Abschließend erlauben wir uns einen Ausflug in ein etwas dämmeriges Fragekabinett. Wir fahnden nach der ethischen Dimension, die wir an Gesichtern, ihrer Bildung und ihrem Ausdrucksgebaren, jenseits der Polarität von schön und häßlich glauben gewahren zu können. Wir beschränken uns hier auf den Gegensatz von edel und gemein. Grob taxiert bewegen sich die Gesichtstypen auf der Gaußschen Kurve der Normalverteilung, so daß wir ähnlich wie bei der faktoriell gemessenen Intelligenz hinsichtlich des Genies und des Idioten nur wenige Annäherungen an das Ideal des Schönen und das Antideal des Häßlichen konstatieren, dagegen in der Breite die vorherrschenden Mischtypen des Normal- oder Dutzendgesichts vorfinden. Mit dem edlen und dem gemeinen Gesicht sollte es demnach nicht anders bestellt sein, auch wenn es hierzu weder ausreichende empirisch fundierte Studien noch unumstößliche theoretische Annahmen gibt. Am ehesten scheint uns ein Bild vom gemeinen Gesicht vorzuschweben, wenn wir als Gemeinheit eben das bezeichnen, was wir meinen, wenn wir die entsprechenden Synonyme wie Niederträchtigkeit, Bosheit, Verruchtheit oder Verdorbenheit dafür einsetzen: ein Charakter, der wie der schwerkriminelle Verbrecher, der Serienmörder und Vergewaltiger, unter Einsatz brutaler und rücksichtsloser Mittel möglichst kurzfristige Befriedigung seiner Gelüste ohne den Aufwand der Sublimierung und des ethisch sauberen oder anständigen Umgangs mit den Mitmenschen zu erlangen sucht. Und doch will es nicht mit der nötigen Bestimmtheit und Eindeutigkeit gelingen, ein Gesicht, dessen Züge wir als roh, brutal und gemein zu kennzeichnen geneigt sind, von einem Gesicht zu unterscheiden, das einfach häßlich ist, weil es unserem Schönheitsideal widerspricht. Es könnte sein, daß Visagen gewisser Leute häßlich (geworden) sind, weil sie Verbrecher wurden, nicht aber gewisse Leute Verbrecher wurden, weil sie häßliche und gemeine Gesichter haben.
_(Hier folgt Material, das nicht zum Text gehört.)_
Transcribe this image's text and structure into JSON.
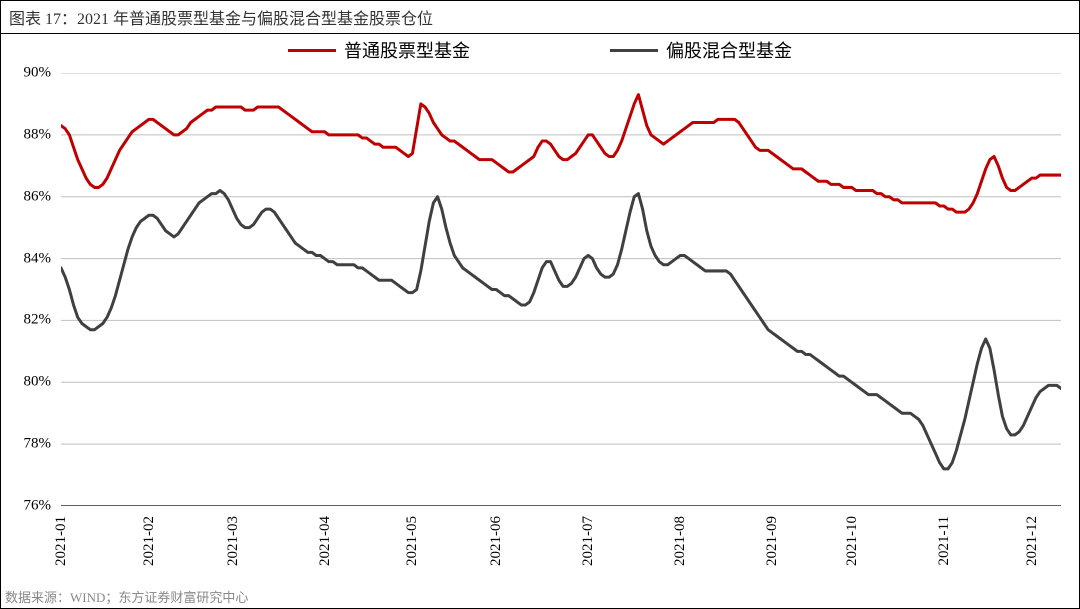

Umgekehrt finden wir wie bei Sokrates mehr oder weniger häßliche Physiognomien, obwohl wir nicht leugnen können, daß sich dahinter edle Charaktere verbergen. Und auf der anderen Seite kommen uns schöne, hübsche, gefällige Gesichter vor Augen, von denen wir ahnen oder aus den Illustrierten schwarz auf weiß erfahren, daß sie sich im Abschaum von Gemeinheit und Rohheit wälzen. Oder schauen wir nicht genau hin? Lassen wir uns vom ersten Eindruck blenden und irreführen? Wir wissen es nicht. Wir wissen zwar, daß die Anlage zu gewissen Gewaltverbrechen genetisch bedingt ist, aber kennen auch epigenetische Mechanismen, die allererst die relevanten Gene einschalten – oder auch nicht. Warum sollten Gene, könnten wir weiterhin fragen, die wenn sie epigenetisch aktiviert wurden beispielsweise zu einem hormonellen Chaos im Gehirn führen und die Sperren zu kriminellen Taten im präfrontalen Cortex abbauen, nicht mit Genkomplexen epigenetisch verknüpft sein, die zu einer charakteristischen Gesichtsbildung vom kriminellen Typus führen? Wäre dies der Fall, könnten wir die Neigung zum Verbrechen physiognomisch ausmachen, noch bevor es zur kriminellen Tat gekommen wäre. Doch dazu scheinen wir nicht wirklich in der Lage zu sein, denn bisher haben wir keine kausalen Mechanismen, sondern nur einige statistische Koeffizienten in der Hand, die einen solchen physiognomischen Zusammenhang wahrscheinlich machen – aber nicht beweisen.